Electric Pressure Cooker
An electric pressure cooker's biggest advantage is that you don't have to watch it as carefully as a stovetop pressure cooker — you can set it and go about your business in the kitchen since it's not on a hot stove. Everything is automated with this type of cooker, so you simply select the pressure you need (there's often multiple settings to choose from) and it does the work. It also has its own timer to let you know when your food is done. All of these things combine to make a cooker that's a bit easier to use, especially if you're a first-time pressure-cooker user.
It does, however, take more time to bring it up to and release pressure. And high pressure on an electric pressure cooker can often be a bit weaker than that on a stovetop cooker. This results in a longer cooking time. But the difference is small; for example, in this pressure-cooker kalua pig recipe, it takes 15 minutes longer to cook in an electric cooker.
Because of all the bells and whistles, electric pressure cookers are more expensive. The average electric cooker is six quarts, although smaller and larger models do exist — just keep in mind that electric cookers tend to be bulkier than stovetop cookers, making them a little more difficult to store.
Stovetop Pressure Cooker
While it might not be as high-tech as an electric pressure cooker, a stovetop pressure cooker is reliable and cost-efficient. This type of cooker goes right on your gas or electric range. It comes in various sizes, from as small as four quarts to as large as eight quarts.
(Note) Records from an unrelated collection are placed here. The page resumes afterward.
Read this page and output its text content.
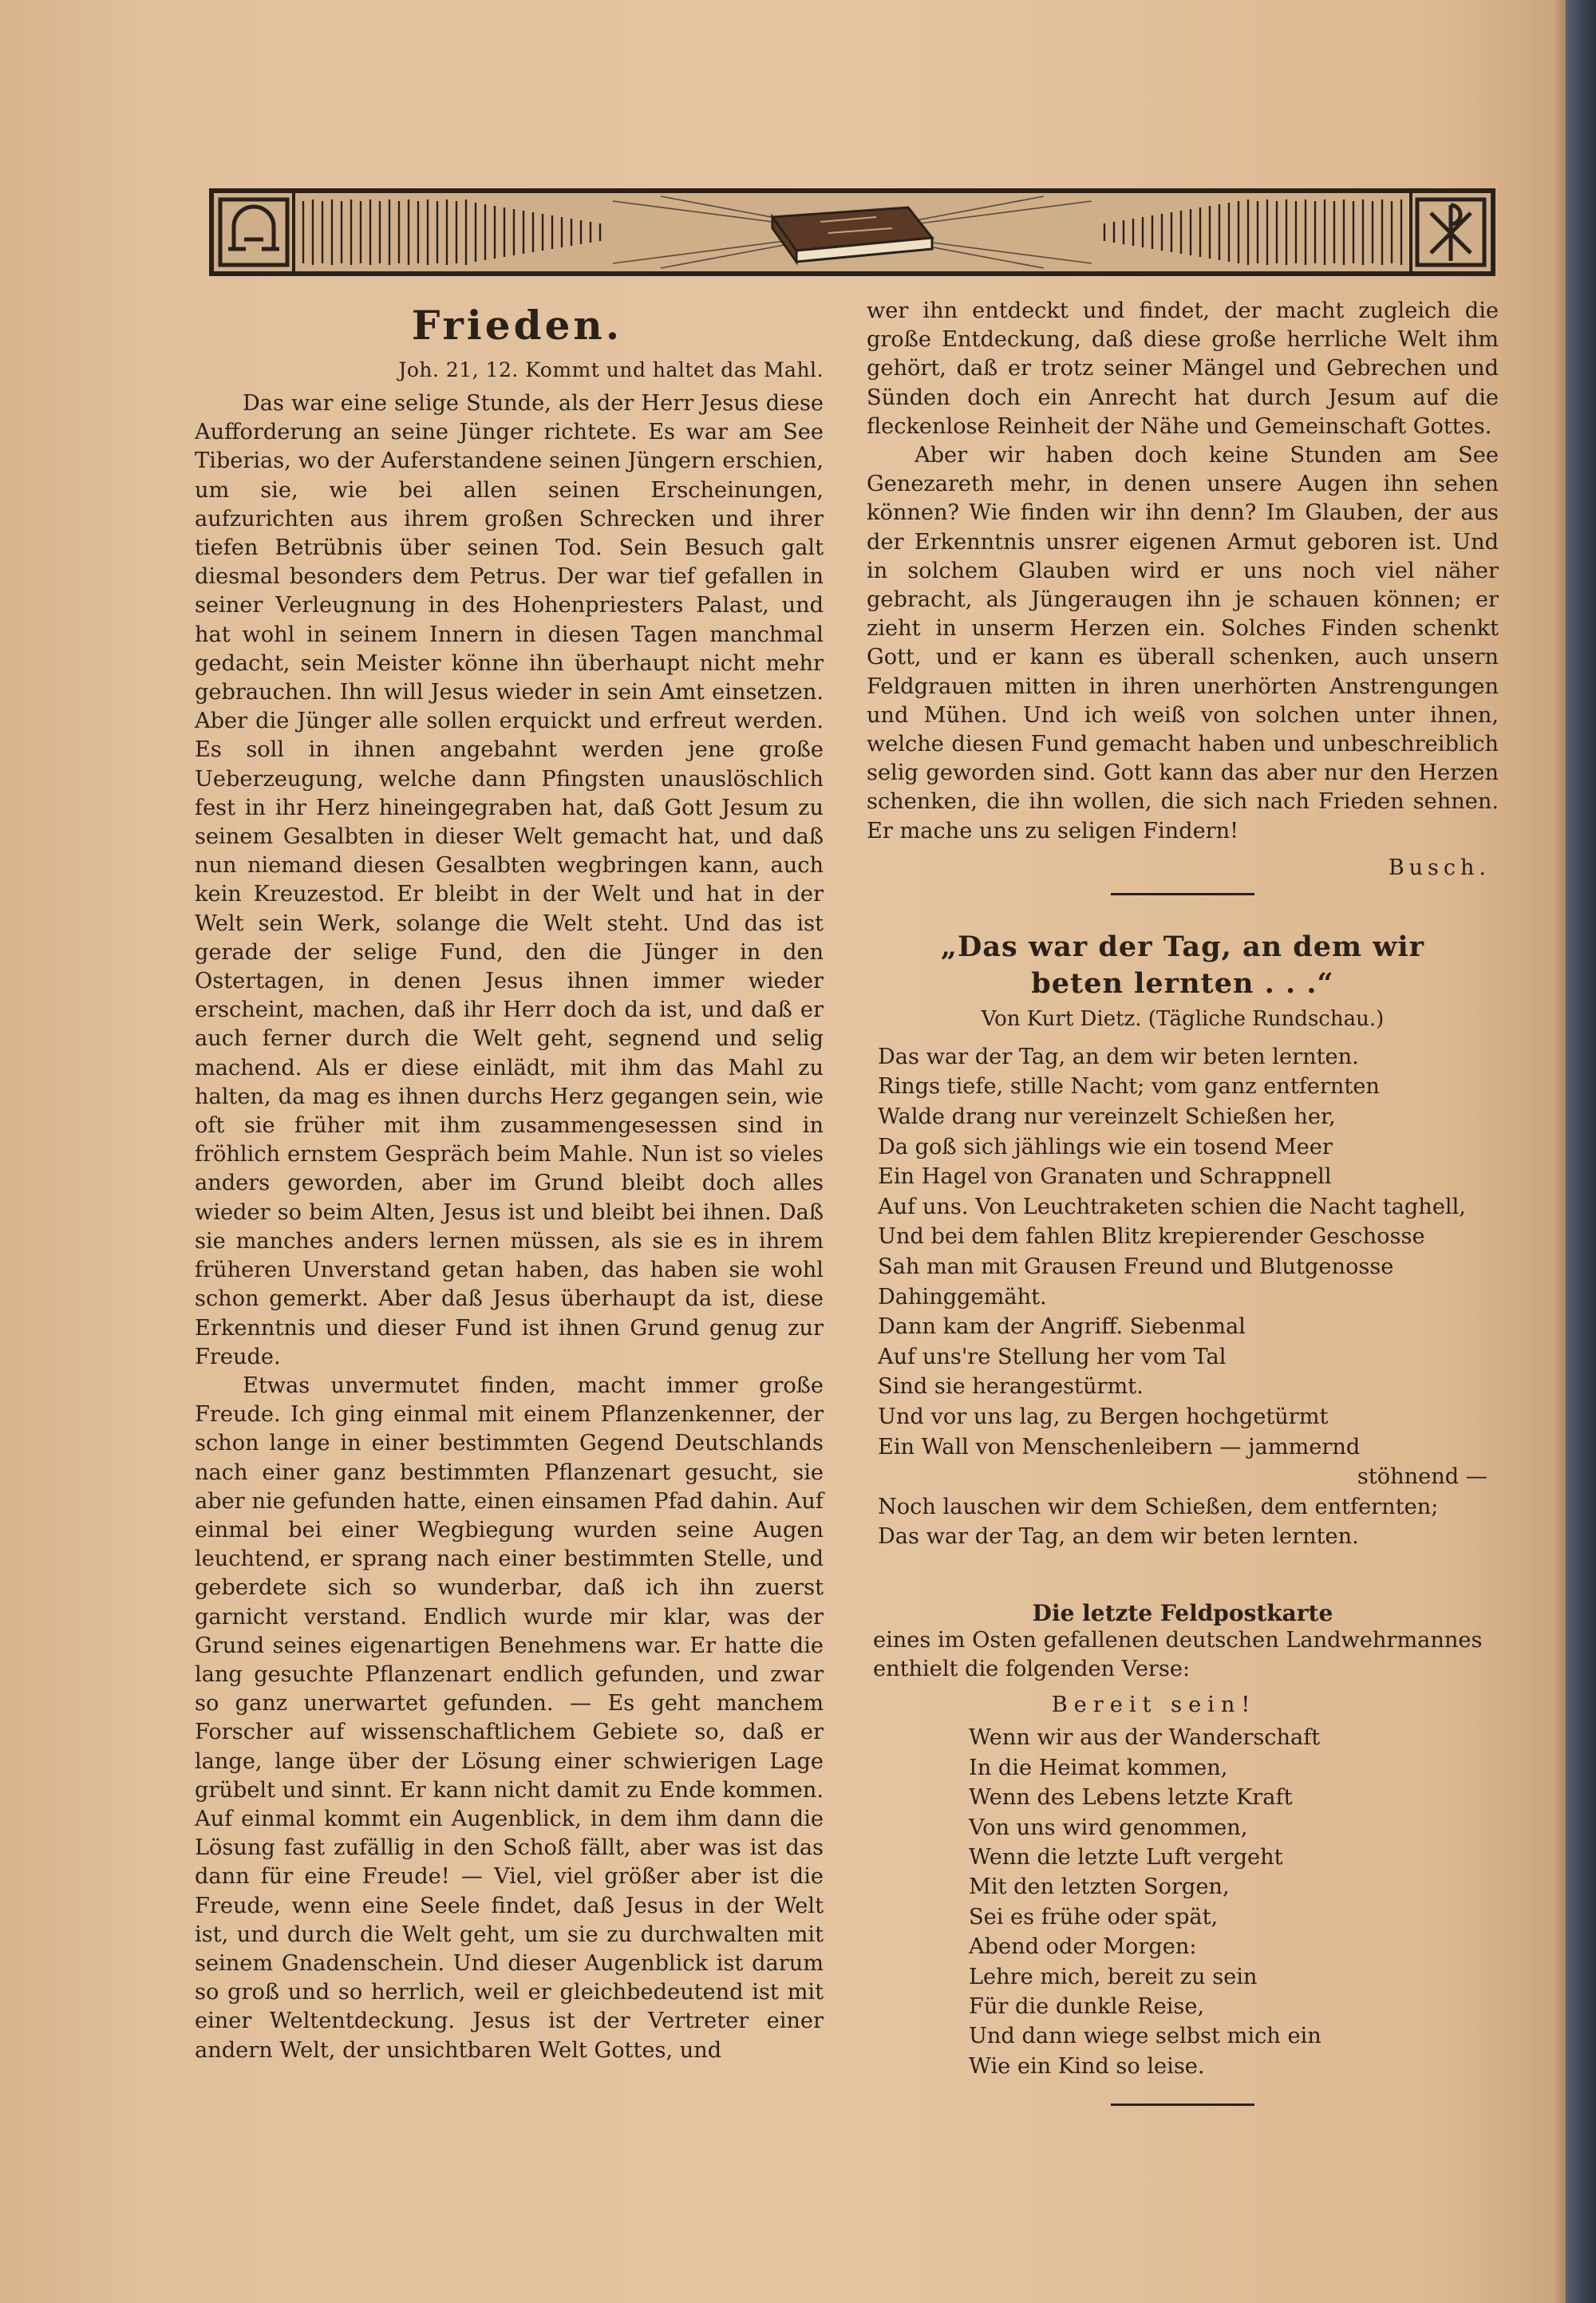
Frieden.
Joh. 21, 12. Kommt und haltet das Mahl.

Das war eine selige Stunde, als der Herr Jesus diese Aufforderung an seine Jünger richtete. Es war am See Tiberias, wo der Auferstandene seinen Jüngern erschien, um sie, wie bei allen seinen Erscheinungen, aufzurichten aus ihrem großen Schrecken und ihrer tiefen Betrübnis über seinen Tod. Sein Besuch galt diesmal besonders dem Petrus. Der war tief gefallen in seiner Verleugnung in des Hohenpriesters Palast, und hat wohl in seinem Innern in diesen Tagen manchmal gedacht, sein Meister könne ihn überhaupt nicht mehr gebrauchen. Ihn will Jesus wieder in sein Amt einsetzen. Aber die Jünger alle sollen erquickt und erfreut werden. Es soll in ihnen angebahnt werden jene große Ueberzeugung, welche dann Pfingsten unauslöschlich fest in ihr Herz hineingegraben hat, daß Gott Jesum zu seinem Gesalbten in dieser Welt gemacht hat, und daß nun niemand diesen Gesalbten wegbringen kann, auch kein Kreuzestod. Er bleibt in der Welt und hat in der Welt sein Werk, solange die Welt steht. Und das ist gerade der selige Fund, den die Jünger in den Ostertagen, in denen Jesus ihnen immer wieder erscheint, machen, daß ihr Herr doch da ist, und daß er auch ferner durch die Welt geht, segnend und selig machend. Als er diese einlädt, mit ihm das Mahl zu halten, da mag es ihnen durchs Herz gegangen sein, wie oft sie früher mit ihm zusammengesessen sind in fröhlich ernstem Gespräch beim Mahle. Nun ist so vieles anders geworden, aber im Grund bleibt doch alles wieder so beim Alten, Jesus ist und bleibt bei ihnen. Daß sie manches anders lernen müssen, als sie es in ihrem früheren Unverstand getan haben, das haben sie wohl schon gemerkt. Aber daß Jesus überhaupt da ist, diese Erkenntnis und dieser Fund ist ihnen Grund genug zur Freude.

Etwas unvermutet finden, macht immer große Freude. Ich ging einmal mit einem Pflanzenkenner, der schon lange in einer bestimmten Gegend Deutschlands nach einer ganz bestimmten Pflanzenart gesucht, sie aber nie gefunden hatte, einen einsamen Pfad dahin. Auf einmal bei einer Wegbiegung wurden seine Augen leuchtend, er sprang nach einer bestimmten Stelle, und geberdete sich so wunderbar, daß ich ihn zuerst garnicht verstand. Endlich wurde mir klar, was der Grund seines eigenartigen Benehmens war. Er hatte die lang gesuchte Pflanzenart endlich gefunden, und zwar so ganz unerwartet gefunden. — Es geht manchem Forscher auf wissenschaftlichem Gebiete so, daß er lange, lange über der Lösung einer schwierigen Lage grübelt und sinnt. Er kann nicht damit zu Ende kommen. Auf einmal kommt ein Augenblick, in dem ihm dann die Lösung fast zufällig in den Schoß fällt, aber was ist das dann für eine Freude! — Viel, viel größer aber ist die Freude, wenn eine Seele findet, daß Jesus in der Welt ist, und durch die Welt geht, um sie zu durchwalten mit seinem Gnadenschein. Und dieser Augenblick ist darum so groß und so herrlich, weil er gleichbedeutend ist mit einer Weltentdeckung. Jesus ist der Vertreter einer andern Welt, der unsichtbaren Welt Gottes, und

wer ihn entdeckt und findet, der macht zugleich die große Entdeckung, daß diese große herrliche Welt ihm gehört, daß er trotz seiner Mängel und Gebrechen und Sünden doch ein Anrecht hat durch Jesum auf die fleckenlose Reinheit der Nähe und Gemeinschaft Gottes.

Aber wir haben doch keine Stunden am See Genezareth mehr, in denen unsere Augen ihn sehen können? Wie finden wir ihn denn? Im Glauben, der aus der Erkenntnis unsrer eigenen Armut geboren ist. Und in solchem Glauben wird er uns noch viel näher gebracht, als Jüngeraugen ihn je schauen können; er zieht in unserm Herzen ein. Solches Finden schenkt Gott, und er kann es überall schenken, auch unsern Feldgrauen mitten in ihren unerhörten Anstrengungen und Mühen. Und ich weiß von solchen unter ihnen, welche diesen Fund gemacht haben und unbeschreiblich selig geworden sind. Gott kann das aber nur den Herzen schenken, die ihn wollen, die sich nach Frieden sehnen. Er mache uns zu seligen Findern!

Busch.
„Das war der Tag, an dem wir
beten lernten . . .“
Von Kurt Dietz. (Tägliche Rundschau.)
Das war der Tag, an dem wir beten lernten.
Rings tiefe, stille Nacht; vom ganz entfernten
Walde drang nur vereinzelt Schießen her,
Da goß sich jählings wie ein tosend Meer
Ein Hagel von Granaten und Schrappnell
Auf uns. Von Leuchtraketen schien die Nacht taghell,
Und bei dem fahlen Blitz krepierender Geschosse
Sah man mit Grausen Freund und Blutgenosse
Dahinggemäht.
Dann kam der Angriff. Siebenmal
Auf uns're Stellung her vom Tal
Sind sie herangestürmt.
Und vor uns lag, zu Bergen hochgetürmt
Ein Wall von Menschenleibern — jammernd
stöhnend —
Noch lauschen wir dem Schießen, dem entfernten;
Das war der Tag, an dem wir beten lernten.
Die letzte Feldpostkarte
eines im Osten gefallenen deutschen Landwehrmannes enthielt die folgenden Verse:
Bereit sein!
Wenn wir aus der Wanderschaft
In die Heimat kommen,
Wenn des Lebens letzte Kraft
Von uns wird genommen,
Wenn die letzte Luft vergeht
Mit den letzten Sorgen,
Sei es frühe oder spät,
Abend oder Morgen:
Lehre mich, bereit zu sein
Für die dunkle Reise,
Und dann wiege selbst mich ein
Wie ein Kind so leise.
A stovetop pressure cooker usually has at least two settings: low and high pressure. You'll need to adjust your stove by turning it to maximum heat while the cooker reaches pressure, then lowering it while the cooker maintains that pressure. Most don't have a built-in timer, so you just need to watch the clock yourself to know when your food is done.
This type of cooker tends to be easier to store, as it can often be stored among your other pots and pans since it's a similar shape and size. You can also use the base of the pot, without the lid, as a regular cooking pot, giving it dual purpose. So if you have limited space, it might be a better option.